Types of utility vehicles

Military light utility vehicle

Military light utility vehicle, or simply light utility vehicle, (LUV), is a term used for the lightest weight class military vehicle category.[1] A Jeep-like four-wheel drive vehicle for military use[2] by definition lighter than other military trucks and vehicles, inherently compact and usually with light or no armour, with short body overhangs for nimble all-terrain mobility, and frequently around 4-passenger capacity.

Armored utility vehicle
The military also use armored utility vehicles.

Sport utility vehicle (SUV)

Traditionally, these are vehicles similar to a station wagon, but built on a light-truck chassis and equipped with four-wheel drive or all-wheel drive amongst other off-road hardware. Their primary purpose is to display superior off-road and towing capabilities, with higher seating capacity.

Multi utility vehicle
These are larger vehicles which can tackle a wide range of applications. They typically allow easy conversion between multiple combinations of passenger and luggage capacity.

Crossover utility vehicle

Station wagons based on a car chassis, but built to resemble sport utility vehicles. They have limited off-road capability but sportier on-road behavior than SUVs. May also be referred to as a "Sports Activity Vehicle", as is the case with BMW's X-range of vehicles.

Light equipment 

Vehicles like the Kawasaki MULE in which a flat bed is added to an all terrain vehicle.  Generally used as a maintenance vehicle.

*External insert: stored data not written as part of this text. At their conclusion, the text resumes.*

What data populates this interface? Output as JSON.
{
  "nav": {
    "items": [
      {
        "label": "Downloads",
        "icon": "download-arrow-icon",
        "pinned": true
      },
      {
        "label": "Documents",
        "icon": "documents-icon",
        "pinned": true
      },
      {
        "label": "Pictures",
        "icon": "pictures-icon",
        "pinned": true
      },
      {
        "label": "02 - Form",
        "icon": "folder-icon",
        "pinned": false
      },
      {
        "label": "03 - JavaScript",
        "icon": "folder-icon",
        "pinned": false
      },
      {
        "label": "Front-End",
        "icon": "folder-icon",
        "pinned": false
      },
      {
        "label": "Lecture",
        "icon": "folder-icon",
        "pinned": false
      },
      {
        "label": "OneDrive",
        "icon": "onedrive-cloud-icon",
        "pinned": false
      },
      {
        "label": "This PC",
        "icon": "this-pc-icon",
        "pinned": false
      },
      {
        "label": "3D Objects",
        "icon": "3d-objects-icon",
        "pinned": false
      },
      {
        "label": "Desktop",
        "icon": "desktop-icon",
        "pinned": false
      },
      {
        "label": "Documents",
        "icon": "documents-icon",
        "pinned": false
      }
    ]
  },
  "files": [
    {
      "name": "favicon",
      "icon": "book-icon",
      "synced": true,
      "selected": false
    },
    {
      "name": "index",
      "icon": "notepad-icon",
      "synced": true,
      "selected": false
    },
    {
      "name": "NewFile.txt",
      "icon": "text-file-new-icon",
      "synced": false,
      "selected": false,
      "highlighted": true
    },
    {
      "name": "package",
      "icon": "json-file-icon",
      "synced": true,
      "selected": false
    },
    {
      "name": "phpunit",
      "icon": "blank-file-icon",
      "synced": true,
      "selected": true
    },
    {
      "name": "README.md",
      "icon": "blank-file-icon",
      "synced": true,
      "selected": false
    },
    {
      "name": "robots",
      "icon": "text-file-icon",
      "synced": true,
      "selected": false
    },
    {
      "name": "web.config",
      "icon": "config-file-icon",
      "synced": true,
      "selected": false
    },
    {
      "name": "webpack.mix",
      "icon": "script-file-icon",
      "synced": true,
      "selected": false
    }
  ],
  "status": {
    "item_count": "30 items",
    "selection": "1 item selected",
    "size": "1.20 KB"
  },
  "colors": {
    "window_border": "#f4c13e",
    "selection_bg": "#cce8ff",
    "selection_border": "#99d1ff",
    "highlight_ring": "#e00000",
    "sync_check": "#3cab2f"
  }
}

A jeep is a type of light utility vehicle, originally used by the US military, with four-wheel drive for travelling over rough terrain.

Coupé utility or tray utility vehicle 

Vehicles featuring a coupé passenger compartment with an attached cargo bed. All-steel-bodied utility vehicles, more commonly called utes, were introduced in Australia.

Sports utility truck or vehicle(SUV), utility truck or pickup truck 

Utility trucks, (known as pickup trucks in the US) are similar to Coupé utilities. The main difference being that they are either built specifically for purpose or based upon Sports utility vehicles rather than being produced by modifying existing passenger vehicles. They combine elements of road-going passenger cars with features from off-road vehicles, such as raised ground clearance and four-wheel drive.

Utility task vehicle 

The Side-by-side (SxS), also known as utility task vehicle (UTV), is small four-wheel off-road vehicle. It has a side-by-side seating arrangement, and UTVs often have seat belts, roll-over protection and a storage box at the rear of the vehicle.

In 2017, the UTV category was added to the Rally Dakar.